Details of where the teenager has been and who was holding him are also scant. A police report said he described his captors as “two male, whites, body-builder type build,” with tattoos and a vehicle with Wisconsin plates. He told cops he escaped from a Red Roof Inn and ran across a bridge into Newport, Kentucky, where he asked strangers for help.

Pitzen’s father, James, who has mounted a tireless search for the boy and never gave up hope he was alive, did not respond to inquiries from The Daily Beast on Wednesday night.

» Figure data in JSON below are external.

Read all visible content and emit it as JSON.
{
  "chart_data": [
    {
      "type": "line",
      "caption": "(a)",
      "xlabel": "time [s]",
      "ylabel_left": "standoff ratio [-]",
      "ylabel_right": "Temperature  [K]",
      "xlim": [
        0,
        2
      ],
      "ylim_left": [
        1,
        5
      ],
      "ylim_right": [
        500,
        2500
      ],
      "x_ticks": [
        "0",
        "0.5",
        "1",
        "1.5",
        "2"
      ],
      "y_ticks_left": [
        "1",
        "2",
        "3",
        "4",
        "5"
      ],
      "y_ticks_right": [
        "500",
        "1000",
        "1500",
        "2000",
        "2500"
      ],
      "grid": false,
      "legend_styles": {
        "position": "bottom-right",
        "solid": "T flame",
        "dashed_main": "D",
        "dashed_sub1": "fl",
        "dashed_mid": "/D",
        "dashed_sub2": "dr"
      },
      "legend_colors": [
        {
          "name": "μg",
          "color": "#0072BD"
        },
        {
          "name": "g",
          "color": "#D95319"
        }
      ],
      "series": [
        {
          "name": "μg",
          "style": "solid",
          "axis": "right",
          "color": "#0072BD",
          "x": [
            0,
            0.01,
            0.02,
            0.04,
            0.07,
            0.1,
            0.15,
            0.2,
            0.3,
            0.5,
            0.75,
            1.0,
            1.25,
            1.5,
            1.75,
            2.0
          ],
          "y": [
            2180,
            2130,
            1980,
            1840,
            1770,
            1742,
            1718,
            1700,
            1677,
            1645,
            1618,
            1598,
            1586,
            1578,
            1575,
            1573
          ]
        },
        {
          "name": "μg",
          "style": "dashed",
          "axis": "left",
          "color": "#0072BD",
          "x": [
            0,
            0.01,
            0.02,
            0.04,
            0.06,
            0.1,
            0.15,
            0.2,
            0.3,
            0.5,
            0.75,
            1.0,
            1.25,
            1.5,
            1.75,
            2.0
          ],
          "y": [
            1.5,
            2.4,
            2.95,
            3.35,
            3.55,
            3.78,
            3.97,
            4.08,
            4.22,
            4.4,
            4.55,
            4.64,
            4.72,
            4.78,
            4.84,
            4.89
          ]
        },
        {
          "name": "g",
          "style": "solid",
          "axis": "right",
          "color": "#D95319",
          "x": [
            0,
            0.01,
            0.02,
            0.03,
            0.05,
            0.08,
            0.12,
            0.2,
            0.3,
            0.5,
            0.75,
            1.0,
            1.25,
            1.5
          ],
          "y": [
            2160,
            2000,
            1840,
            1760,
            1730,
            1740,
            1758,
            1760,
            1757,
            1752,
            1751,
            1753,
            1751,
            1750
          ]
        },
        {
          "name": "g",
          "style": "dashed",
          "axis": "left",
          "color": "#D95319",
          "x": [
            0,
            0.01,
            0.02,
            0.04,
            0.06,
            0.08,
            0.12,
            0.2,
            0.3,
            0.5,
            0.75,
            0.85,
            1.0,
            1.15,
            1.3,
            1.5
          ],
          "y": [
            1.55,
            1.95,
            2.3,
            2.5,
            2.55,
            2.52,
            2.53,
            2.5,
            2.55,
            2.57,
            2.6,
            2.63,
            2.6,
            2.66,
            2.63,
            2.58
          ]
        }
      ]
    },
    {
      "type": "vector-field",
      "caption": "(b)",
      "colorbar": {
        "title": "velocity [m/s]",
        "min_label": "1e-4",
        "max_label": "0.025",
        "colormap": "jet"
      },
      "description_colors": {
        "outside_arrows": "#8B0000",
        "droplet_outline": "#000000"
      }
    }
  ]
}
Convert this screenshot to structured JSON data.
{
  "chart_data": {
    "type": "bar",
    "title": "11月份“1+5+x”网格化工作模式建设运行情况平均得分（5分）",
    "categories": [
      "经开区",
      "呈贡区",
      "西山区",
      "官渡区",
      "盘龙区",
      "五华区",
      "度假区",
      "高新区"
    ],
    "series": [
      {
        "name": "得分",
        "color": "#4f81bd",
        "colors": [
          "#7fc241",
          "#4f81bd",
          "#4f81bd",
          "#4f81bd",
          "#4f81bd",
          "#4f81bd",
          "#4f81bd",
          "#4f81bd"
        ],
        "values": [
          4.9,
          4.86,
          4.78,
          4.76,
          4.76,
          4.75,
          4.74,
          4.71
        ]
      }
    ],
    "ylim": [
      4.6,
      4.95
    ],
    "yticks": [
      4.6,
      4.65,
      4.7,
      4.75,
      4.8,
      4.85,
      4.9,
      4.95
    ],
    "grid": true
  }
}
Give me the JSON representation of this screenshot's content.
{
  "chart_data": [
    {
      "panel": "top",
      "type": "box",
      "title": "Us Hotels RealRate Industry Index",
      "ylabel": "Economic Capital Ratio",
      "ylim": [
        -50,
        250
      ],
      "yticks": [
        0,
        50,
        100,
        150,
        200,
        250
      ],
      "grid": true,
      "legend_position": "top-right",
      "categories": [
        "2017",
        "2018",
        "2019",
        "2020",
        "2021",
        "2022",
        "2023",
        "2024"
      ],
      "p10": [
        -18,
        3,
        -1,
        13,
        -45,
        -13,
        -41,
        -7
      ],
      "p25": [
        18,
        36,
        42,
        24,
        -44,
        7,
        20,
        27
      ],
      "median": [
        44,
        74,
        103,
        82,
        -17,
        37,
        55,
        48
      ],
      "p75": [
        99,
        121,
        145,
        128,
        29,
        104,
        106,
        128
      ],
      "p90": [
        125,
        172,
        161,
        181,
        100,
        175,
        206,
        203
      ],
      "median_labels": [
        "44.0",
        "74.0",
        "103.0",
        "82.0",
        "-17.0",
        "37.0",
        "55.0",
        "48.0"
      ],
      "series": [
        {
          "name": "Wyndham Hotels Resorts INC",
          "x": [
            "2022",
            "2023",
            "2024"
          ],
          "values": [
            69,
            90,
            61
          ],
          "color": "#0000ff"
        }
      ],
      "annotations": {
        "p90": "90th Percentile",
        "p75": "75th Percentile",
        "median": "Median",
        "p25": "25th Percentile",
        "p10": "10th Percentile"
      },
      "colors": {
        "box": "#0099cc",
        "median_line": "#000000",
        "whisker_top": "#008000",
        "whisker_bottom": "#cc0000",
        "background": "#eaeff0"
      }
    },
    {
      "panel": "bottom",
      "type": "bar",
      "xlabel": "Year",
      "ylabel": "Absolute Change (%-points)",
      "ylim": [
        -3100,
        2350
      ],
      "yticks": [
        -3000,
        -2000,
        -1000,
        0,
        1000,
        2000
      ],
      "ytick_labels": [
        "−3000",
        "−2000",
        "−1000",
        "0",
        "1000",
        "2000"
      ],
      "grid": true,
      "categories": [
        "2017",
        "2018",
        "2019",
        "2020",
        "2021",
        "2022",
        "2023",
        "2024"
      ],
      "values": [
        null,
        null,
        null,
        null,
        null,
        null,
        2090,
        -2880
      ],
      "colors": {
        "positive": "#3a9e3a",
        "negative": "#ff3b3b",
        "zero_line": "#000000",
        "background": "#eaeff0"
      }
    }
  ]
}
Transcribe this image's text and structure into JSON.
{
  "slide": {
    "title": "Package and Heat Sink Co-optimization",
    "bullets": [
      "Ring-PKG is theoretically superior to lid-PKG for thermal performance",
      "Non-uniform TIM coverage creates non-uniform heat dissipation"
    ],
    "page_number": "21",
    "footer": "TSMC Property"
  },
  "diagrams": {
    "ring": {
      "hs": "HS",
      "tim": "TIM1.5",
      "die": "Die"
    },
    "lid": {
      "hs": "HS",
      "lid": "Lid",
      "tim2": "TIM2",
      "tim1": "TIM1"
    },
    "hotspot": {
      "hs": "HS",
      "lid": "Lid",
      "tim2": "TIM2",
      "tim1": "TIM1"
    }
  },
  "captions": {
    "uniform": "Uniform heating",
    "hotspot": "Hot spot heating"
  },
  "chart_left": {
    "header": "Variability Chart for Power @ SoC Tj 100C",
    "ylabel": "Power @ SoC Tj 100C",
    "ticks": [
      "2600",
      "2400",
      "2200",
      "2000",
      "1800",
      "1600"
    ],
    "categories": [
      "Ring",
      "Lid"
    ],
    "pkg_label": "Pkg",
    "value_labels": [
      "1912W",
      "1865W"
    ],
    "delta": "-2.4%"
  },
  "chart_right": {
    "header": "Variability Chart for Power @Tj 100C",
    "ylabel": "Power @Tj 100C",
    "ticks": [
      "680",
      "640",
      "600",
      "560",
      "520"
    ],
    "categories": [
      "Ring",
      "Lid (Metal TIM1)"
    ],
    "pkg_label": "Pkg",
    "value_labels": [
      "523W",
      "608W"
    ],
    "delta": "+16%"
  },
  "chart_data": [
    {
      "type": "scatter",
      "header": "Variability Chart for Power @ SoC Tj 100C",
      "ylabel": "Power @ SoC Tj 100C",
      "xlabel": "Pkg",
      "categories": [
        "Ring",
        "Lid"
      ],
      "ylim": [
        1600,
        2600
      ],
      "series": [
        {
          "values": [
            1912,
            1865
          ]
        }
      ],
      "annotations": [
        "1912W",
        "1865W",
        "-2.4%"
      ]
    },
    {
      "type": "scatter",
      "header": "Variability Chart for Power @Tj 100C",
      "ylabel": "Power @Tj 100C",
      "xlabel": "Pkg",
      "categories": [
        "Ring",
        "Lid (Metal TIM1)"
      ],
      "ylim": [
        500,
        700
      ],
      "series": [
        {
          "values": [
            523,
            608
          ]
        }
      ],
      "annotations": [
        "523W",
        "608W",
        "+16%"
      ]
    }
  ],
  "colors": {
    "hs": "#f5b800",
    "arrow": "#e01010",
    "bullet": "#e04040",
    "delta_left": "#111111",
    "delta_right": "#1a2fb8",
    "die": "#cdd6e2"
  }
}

A woman answering a phone registered to Amy’s mother said they had been in contact with police but were not commenting further.

Amy Fry-Pitzen, 42, had grappled with depression for much of adulthood but both her husband and her family have described her as a loving mother—that’s the the epitaph on her gravestone—who would not hurt Timmothy.

James Pitzen told People magazine in 2015 that there were tensions in the marriage but nothing that would suggest Amy or their child was in any danger.

“I always wonder what she told Timmothy,” he told the magazine. “Why hasn’t he tried to call? We taught him how to dial 911. ‘This is your number, this is your mom’s number, you know where you live, your address,’ all the stuff you do. We got one of those little IDenticards for kids, with his fingerprint and his name and a picture of him, so if he got lost somewhere you could find him.”

Amy’s mother, Alana Anderson, told People she could not explain her daughter’s actions. “You don’t give your children away. I had some trouble forgiving her for what she did to herself. I don’t think I can ever forgive her for what she did to her child,” Anderson said.

Authorities ran down every possible lead to find Timmothy: a painstaking forensic analysis of his mother’s abandoned SUV, checking out alleged sightings, distributing an age-progression photo.

But as the years went by, it seemed more and more likely the prediction in Amy’s note would turn out to be true—a scenario that haunted Aurora police Detective Lee Catavu.

“I’ll be in bed at night and all these thoughts swirl in my head,” he told the Aurora Beacon-News in 2015. “When I get a free moment, even on vacation, my mind will drift over to this case.”

Now Catavu and everyone else is waiting to find out if the teenager in Newport is really Timmothy Pitzen. If so, it will mean the mantra that James Pitzen has repeated every night before he goes to bed since 2011 has finally come true: “Maybe I’ll see Tim in the morning,…Maybe tomorrow they’ll find him.”